Music Review: Brittany Howard, Jaime

In late September, Brittany Howard released her first solo album and embarked on a two-month international tour. The album, Jaime, takes its name from the older sister who taught Howard to play the piano and who died of cancer as a teenager. A short half-hour and eleven tracks long, Jaime artfully unfolds its maker’s history: her loves, perspective, anxieties and wounds

To work on this project, Howard stepped away from her role as lead vocalist and guitarist for the blues-rock band Alabama Shakes, which took three Grammy awards for their 2015 album Sound & Color. While certain elements of Jaime feel continuous with the Shakes—Zac Cockrell, Howard’s friend since high school, remains on bass guitar—the album is nothing short of kaleidoscopic. From the lackadaisical beat and acoustic strummings of “Stay High” to the persistent and chaotic energy of the spoke-sung “13th Century Metal,” Howard achieves incredible musical diversity with just a keyboard, two guitars, and a talented mix artist. 

She also takes full advantage of the solo genre, inviting us to share in her emotions while constantly reminding us of the otherness of her experiences. Songs like “Baby” and “Short and Sweet” are warmly human, reflecting on the joys and pains of falling in love, while the painfully particular “Georgia” and “Goat Head” chronicle Howard’s struggles growing up in the South as the gay daughter of an interracial couple. Howard even ventures into the spiritual realm with “13th Century Metal” and “He Loves Me,” though these tracks feel less like explorations of the divine than anthems of human empowerment, suffused by a general distaste for conventional religion. The “constancy” of divine love in “He Loves Me” functions primarily as an all-embracing endorsement of Howard’s life and choices and falls flat in comparison to the human loves that Howard depicts. 

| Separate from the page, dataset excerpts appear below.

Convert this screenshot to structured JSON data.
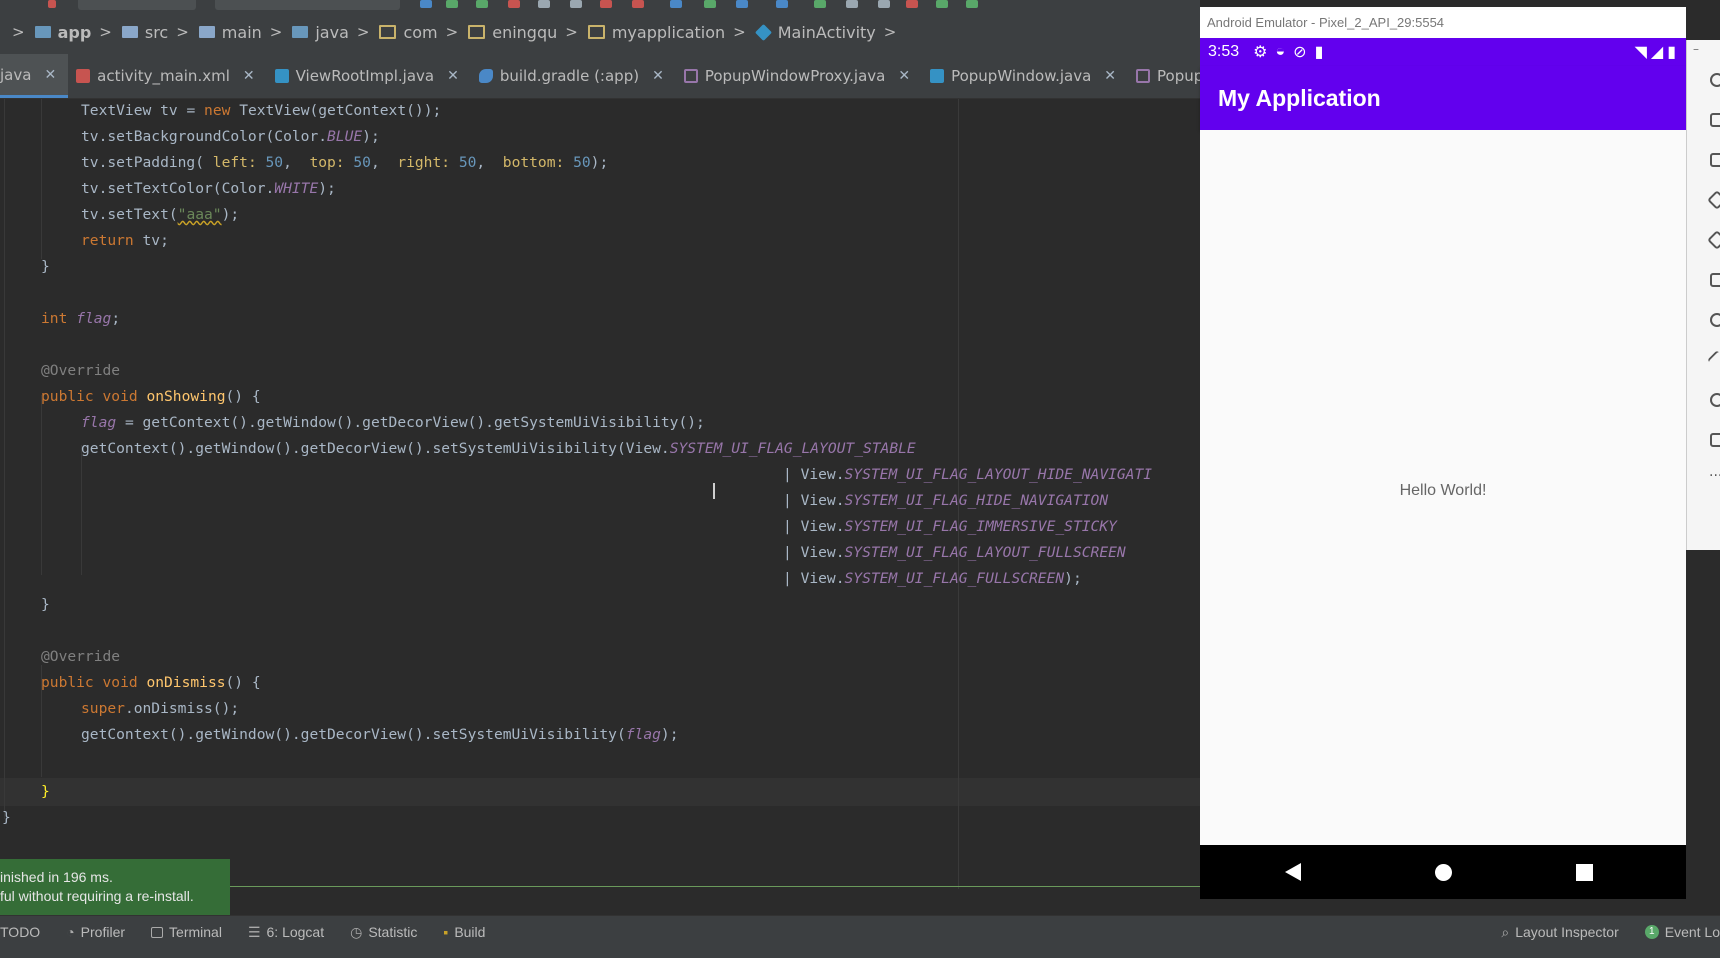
{
  "breadcrumb": [
    {
      "label": "app",
      "icon": "module-folder-icon"
    },
    {
      "label": "src",
      "icon": "folder-icon"
    },
    {
      "label": "main",
      "icon": "folder-icon"
    },
    {
      "label": "java",
      "icon": "source-folder-icon"
    },
    {
      "label": "com",
      "icon": "package-icon"
    },
    {
      "label": "eningqu",
      "icon": "package-icon"
    },
    {
      "label": "myapplication",
      "icon": "package-icon"
    },
    {
      "label": "MainActivity",
      "icon": "class-icon"
    }
  ],
  "tabs": [
    {
      "label": "java",
      "active": true
    },
    {
      "label": "activity_main.xml"
    },
    {
      "label": "ViewRootImpl.java"
    },
    {
      "label": "build.gradle (:app)"
    },
    {
      "label": "PopupWindowProxy.java"
    },
    {
      "label": "PopupWindow.java"
    },
    {
      "label": "PopupDecorViewProx"
    }
  ],
  "code": {
    "l1": {
      "pre": "TextView",
      "a": " tv ",
      "b": "= ",
      "kw": "new ",
      "c": "TextView(getContext());"
    },
    "l2": {
      "a": "tv.setBackgroundColor(Color.",
      "f": "BLUE",
      "b": ");"
    },
    "l3": {
      "a": "tv.setPadding( ",
      "h1": "left: ",
      "n1": "50",
      "c1": ",  ",
      "h2": "top: ",
      "n2": "50",
      "c2": ",  ",
      "h3": "right: ",
      "n3": "50",
      "c3": ",  ",
      "h4": "bottom: ",
      "n4": "50",
      "b": ");"
    },
    "l4": {
      "a": "tv.setTextColor(Color.",
      "f": "WHITE",
      "b": ");"
    },
    "l5": {
      "a": "tv.setText(",
      "s": "\"aaa\"",
      "b": ");"
    },
    "l6": {
      "kw": "return ",
      "a": "tv;"
    },
    "l7": "}",
    "l8": {
      "kw": "int ",
      "f": "flag",
      "b": ";"
    },
    "l9": "@Override",
    "l10": {
      "kw": "public void ",
      "m": "onShowing",
      "b": "() {"
    },
    "l11": {
      "f": "flag",
      "b": " = getContext().getWindow().getDecorView().getSystemUiVisibility();"
    },
    "l12": {
      "a": "getContext().getWindow().getDecorView().setSystemUiVisibility(View.",
      "f": "SYSTEM_UI_FLAG_LAYOUT_STABLE"
    },
    "l13": {
      "a": "| View.",
      "f": "SYSTEM_UI_FLAG_LAYOUT_HIDE_NAVIGATI"
    },
    "l14": {
      "a": "| View.",
      "f": "SYSTEM_UI_FLAG_HIDE_NAVIGATION"
    },
    "l15": {
      "a": "| View.",
      "f": "SYSTEM_UI_FLAG_IMMERSIVE_STICKY"
    },
    "l16": {
      "a": "| View.",
      "f": "SYSTEM_UI_FLAG_LAYOUT_FULLSCREEN"
    },
    "l17": {
      "a": "| View.",
      "f": "SYSTEM_UI_FLAG_FULLSCREEN",
      "b": ");"
    },
    "l18": "}",
    "l19": "@Override",
    "l20": {
      "kw": "public void ",
      "m": "onDismiss",
      "b": "() {"
    },
    "l21": {
      "kw": "super",
      "a": ".onDismiss();"
    },
    "l22": {
      "a": "getContext().getWindow().getDecorView().setSystemUiVisibility(",
      "f": "flag",
      "b": ");"
    },
    "l23": "}",
    "l24": "}"
  },
  "notification": {
    "line1": "inished in 196 ms.",
    "line2": "ful without requiring a re-install."
  },
  "toolwindows": [
    {
      "label": "TODO",
      "icon": "todo-icon"
    },
    {
      "label": "Profiler",
      "icon": "profiler-icon"
    },
    {
      "label": "Terminal",
      "icon": "terminal-icon"
    },
    {
      "label": "6: Logcat",
      "icon": "logcat-icon"
    },
    {
      "label": "Statistic",
      "icon": "statistic-icon"
    },
    {
      "label": "Build",
      "icon": "build-icon"
    }
  ],
  "toolwindows_right": [
    {
      "label": "Layout Inspector",
      "icon": "layout-inspector-icon"
    },
    {
      "label": "Event Lo",
      "icon": "event-log-icon",
      "badge": "1"
    }
  ],
  "emulator": {
    "title": "Android Emulator - Pixel_2_API_29:5554",
    "time": "3:53",
    "app_title": "My Application",
    "hello": "Hello World!"
  },
  "colors": {
    "accent_purple": "#6200ee",
    "editor_bg": "#2b2b2b",
    "notification_green": "#356d37"
  }
}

Pervading the album, however, is the fundamental difficulty that time poses for our thoughts, actions, and—most importantly—our ability to love. The music itself conveys this, and this is why Jaime is worth several successive listens. Particularly in her intros, Howard builds repetitive structures to evoke a sense of anticipation and longing similar to the feeling of Sound & Color. Her lyrics, too, express the frustrations of living in time. The opening track, “History Repeats,” establishes the theme: “History repeats and we defeat ourselves/Come on everybody, one more time again.” In the middle of the album, “Short and Sweet” opens by pleading for a slow, relaxed love (“Time can do what it wants with it”) that then grows to a frantic cry: “So, why can’t I wait?/ Why can’t I wait?/Why can’t I think?/Why can’t I wake without you always appearing?/Oh, I better not wait too long/’Cause time is gonna kill it.” Howard’s phrasing is halting, her pace rubato as she seeks to understand the relationship between time’s agency and her own. “Tomorrow” is the most full-throated on this subject, calling us to task for always promising that “tomorrow/ I ain’t talkin’ bout tomorrow.” What “stands in the way” of clearer vision, of fuller love, is nothing but our very selves. And yet, history repeats and we defeat ourselves. 

Howard’s vision of human life is far from grim, but Jaime doesn’t allow easy answers. Howard prefers to dwell in the questions that are most basic and most troublesome for human beings, and she demands that you ask them too: “now that we’re here, what you gon’ do with it?” 

Cait Weighner is a senior studying philosophy.